DAISY HILL FEARS
Tuesday, 15 January 2013
DAISY Hill Hospital faces "terminal decline" and a "one-way death care pathway".
That's the stark warning from the SDLP's Connaire McGreevy, who was speaking after council met to discuss Stormont plans for future health care provision.
Saying he would not apologise for his choice of words regarding the implications of the Transforming Your Care consultation document prepared by the Department of Health, Councillor McGreevy predicted "catastrophic" consequences for the district should the proposals get the go ahead.
“The people of Newry and Mourne have been placed at risk simply to facilitate a population numbers game. Jobs will be lost. The negative knock-on impact will further depress the local economy," he warned.
“There is no doubt that the Department strategists have drawn up a financial blueprint that has been deliberately skewed towards the development of Craigavon Area Hospital at the expense of Daisy Hill.
“We are entitled to ask if there is an underlying political agenda being deliberately pursued in treating Daisy Hill as a second class medical facility.
“The figures speak for themselves. While £34 million has been earmarked for the continued development and expansion of Craigavon only £12 million has been put in the cash kitty for Daisy Hill.
“The inevitable conclusion is that the Minister and his minions have already decided that Craigavon will have that extra cash injection in order to place it in prime position to become a central acute care centre."
Mr McGreevy also accused the department of "calculated gerrymandering" in the way population statistics have been presented by it.
“Newry and Mourne has been deliberately projected as two separate council areas. The document actually flies in the face of its own recommendations. Close examination of the supplementary documents raises very serious and fundamental questions over the evidence that they have chosen to actually select and equally importantly how it has been evaluated," he said.
“On the wider relevance of what can only be called a sham Public Consultation document the heavy emphasis placed on medical terminology in its 71 pages is extremely difficult for anyone outside the profession to understand. It certainly is not designed to be absorbed by the widest possible section of the community.
“Questions must be raised regarding the motives surrounding the obvious restrictions such a complicated document places on the delivery of a truly transparent public consultation."
The leader of the SDLP council group said there could be "no escaping the stark comparison with the controversial death care pathway".
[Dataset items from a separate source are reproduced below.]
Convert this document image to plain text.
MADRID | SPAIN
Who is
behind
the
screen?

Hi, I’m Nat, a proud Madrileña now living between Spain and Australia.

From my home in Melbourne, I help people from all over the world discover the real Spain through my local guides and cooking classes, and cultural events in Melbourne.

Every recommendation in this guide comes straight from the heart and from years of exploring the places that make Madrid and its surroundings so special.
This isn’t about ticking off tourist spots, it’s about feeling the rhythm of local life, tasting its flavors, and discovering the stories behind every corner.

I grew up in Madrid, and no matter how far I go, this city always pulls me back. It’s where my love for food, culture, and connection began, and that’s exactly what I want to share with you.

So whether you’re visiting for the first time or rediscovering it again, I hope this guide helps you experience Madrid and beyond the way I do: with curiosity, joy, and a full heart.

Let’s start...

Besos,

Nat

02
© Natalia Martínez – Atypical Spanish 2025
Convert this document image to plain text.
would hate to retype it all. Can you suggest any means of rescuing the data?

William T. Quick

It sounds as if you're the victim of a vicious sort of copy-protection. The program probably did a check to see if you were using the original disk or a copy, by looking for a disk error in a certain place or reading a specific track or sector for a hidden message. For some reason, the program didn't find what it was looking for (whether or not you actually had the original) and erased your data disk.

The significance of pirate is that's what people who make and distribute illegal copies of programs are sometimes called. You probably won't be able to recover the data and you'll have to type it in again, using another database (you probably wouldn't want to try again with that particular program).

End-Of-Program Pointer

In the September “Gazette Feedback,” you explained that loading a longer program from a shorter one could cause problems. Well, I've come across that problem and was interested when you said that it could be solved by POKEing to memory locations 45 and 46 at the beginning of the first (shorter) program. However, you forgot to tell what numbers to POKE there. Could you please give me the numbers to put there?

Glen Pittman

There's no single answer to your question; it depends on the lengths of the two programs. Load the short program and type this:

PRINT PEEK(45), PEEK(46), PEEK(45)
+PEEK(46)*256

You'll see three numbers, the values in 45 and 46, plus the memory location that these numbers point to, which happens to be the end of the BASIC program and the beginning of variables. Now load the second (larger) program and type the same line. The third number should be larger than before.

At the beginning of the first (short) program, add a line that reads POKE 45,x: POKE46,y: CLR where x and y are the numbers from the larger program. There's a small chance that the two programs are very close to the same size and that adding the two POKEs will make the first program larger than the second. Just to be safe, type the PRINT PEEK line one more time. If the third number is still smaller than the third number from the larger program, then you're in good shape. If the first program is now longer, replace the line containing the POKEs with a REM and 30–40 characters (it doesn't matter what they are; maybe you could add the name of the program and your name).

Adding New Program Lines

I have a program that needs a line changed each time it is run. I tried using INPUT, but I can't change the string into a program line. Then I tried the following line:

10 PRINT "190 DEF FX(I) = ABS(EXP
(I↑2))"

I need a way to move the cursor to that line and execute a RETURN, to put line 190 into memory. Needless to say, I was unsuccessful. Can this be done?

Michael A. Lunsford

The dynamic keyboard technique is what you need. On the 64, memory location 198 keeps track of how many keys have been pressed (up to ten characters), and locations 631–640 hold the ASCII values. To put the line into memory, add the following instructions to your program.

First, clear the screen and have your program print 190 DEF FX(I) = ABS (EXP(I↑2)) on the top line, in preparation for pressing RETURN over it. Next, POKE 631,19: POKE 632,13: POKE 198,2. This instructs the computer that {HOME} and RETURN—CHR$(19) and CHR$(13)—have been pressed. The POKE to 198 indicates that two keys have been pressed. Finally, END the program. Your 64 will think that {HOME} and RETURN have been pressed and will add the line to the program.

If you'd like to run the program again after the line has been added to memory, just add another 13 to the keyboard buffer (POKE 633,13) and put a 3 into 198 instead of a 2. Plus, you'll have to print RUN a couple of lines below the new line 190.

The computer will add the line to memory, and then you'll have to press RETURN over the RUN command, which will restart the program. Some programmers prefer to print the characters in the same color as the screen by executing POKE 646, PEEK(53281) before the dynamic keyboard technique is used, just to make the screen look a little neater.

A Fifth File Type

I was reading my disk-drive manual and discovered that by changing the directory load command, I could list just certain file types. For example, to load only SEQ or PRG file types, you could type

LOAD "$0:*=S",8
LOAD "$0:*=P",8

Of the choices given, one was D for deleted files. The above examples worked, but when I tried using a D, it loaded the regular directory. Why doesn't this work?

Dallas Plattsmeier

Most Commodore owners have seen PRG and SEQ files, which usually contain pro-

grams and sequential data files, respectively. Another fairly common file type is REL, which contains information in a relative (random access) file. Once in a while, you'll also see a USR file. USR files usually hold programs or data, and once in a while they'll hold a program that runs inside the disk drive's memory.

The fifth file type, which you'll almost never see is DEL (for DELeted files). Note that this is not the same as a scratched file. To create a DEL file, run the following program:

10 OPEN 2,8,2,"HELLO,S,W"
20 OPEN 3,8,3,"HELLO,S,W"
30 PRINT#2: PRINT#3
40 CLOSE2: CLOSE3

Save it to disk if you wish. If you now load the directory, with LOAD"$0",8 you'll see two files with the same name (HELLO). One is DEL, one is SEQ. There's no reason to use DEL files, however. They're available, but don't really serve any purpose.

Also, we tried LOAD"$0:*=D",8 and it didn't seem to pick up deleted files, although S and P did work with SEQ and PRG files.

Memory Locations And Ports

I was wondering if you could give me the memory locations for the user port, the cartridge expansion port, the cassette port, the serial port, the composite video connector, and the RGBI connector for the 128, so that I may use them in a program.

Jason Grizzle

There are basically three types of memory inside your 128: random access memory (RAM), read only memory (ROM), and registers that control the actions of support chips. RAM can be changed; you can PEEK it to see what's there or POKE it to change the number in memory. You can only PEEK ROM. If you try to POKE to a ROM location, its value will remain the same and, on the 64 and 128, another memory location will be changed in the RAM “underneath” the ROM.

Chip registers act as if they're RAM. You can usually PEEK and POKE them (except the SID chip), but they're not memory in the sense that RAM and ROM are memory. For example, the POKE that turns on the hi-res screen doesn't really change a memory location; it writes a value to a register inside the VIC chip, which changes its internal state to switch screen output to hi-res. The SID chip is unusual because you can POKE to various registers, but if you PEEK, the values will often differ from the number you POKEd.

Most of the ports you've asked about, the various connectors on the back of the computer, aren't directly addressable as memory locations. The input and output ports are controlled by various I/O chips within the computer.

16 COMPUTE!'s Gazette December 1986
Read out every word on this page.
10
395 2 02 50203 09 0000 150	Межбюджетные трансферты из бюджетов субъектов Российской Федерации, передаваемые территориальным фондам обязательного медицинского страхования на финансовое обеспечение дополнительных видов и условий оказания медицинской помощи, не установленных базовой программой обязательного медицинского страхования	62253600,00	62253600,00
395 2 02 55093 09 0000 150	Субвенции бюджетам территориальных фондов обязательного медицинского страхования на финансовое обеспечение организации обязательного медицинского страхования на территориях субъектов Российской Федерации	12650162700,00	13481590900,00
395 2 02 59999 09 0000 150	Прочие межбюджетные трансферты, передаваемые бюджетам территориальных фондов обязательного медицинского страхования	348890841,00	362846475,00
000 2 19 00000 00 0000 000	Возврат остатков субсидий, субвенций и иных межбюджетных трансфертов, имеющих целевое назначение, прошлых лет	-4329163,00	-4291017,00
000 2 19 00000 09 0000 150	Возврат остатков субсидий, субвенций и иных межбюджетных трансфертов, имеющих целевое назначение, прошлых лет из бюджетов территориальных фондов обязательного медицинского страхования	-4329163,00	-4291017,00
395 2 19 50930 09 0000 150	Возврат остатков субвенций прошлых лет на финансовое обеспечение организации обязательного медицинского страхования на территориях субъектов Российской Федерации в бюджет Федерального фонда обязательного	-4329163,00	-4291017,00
“The policy being implemented in a number of Health Trusts in Britain is leading directly to premature deaths on hospital wards," he warned.
“The lack of financial parity treatment being delivered to our hospital will lead to the same. In both scenarios lives will be put at risk because the necessary support network is being cynically deprived.
“The grey suit brigade at the Department have essentially come up with a document that is flawed in its analysis and misleading in the way it has been presented."
Mr McGreevy said another area of significant concern raised by reading the document was in relation to the proposed closure of statutory care homes in Newry and Mourne.
“The authors of the report say that at least 50 per cent of care homes will be axed in the next three to five years," he said.
“Yet they acknowledge that our population is ageing by stating that there will be a 42 per cent increase in over 65s by the year 2025.
“Like the treatment planned for Daisy Hill the projected closure of care homes simply does not make health or indeed economic sense."
A Department of Health spokesperson defended the consultation document, saying highlights "the positive model offered by the networked arrangements between Daisy Hill and Craigavon Hospitals".
“These existing arrangements have enabled the provision of safe, quality care for patients and safe and sustainable services on both sites," the spokesperson said.
“The consultation document proposed that this networked model would be be supported and encouraged and that further sensible changes would occur to maximise the effectiveness of this network.
“It is important not to view any hospital in isolation but to recognise the need to see hospital services in Northern Ireland as a whole - and to focus on the provision of patient-centred services in which health care professionals work together to ensure the best outcomes for patients."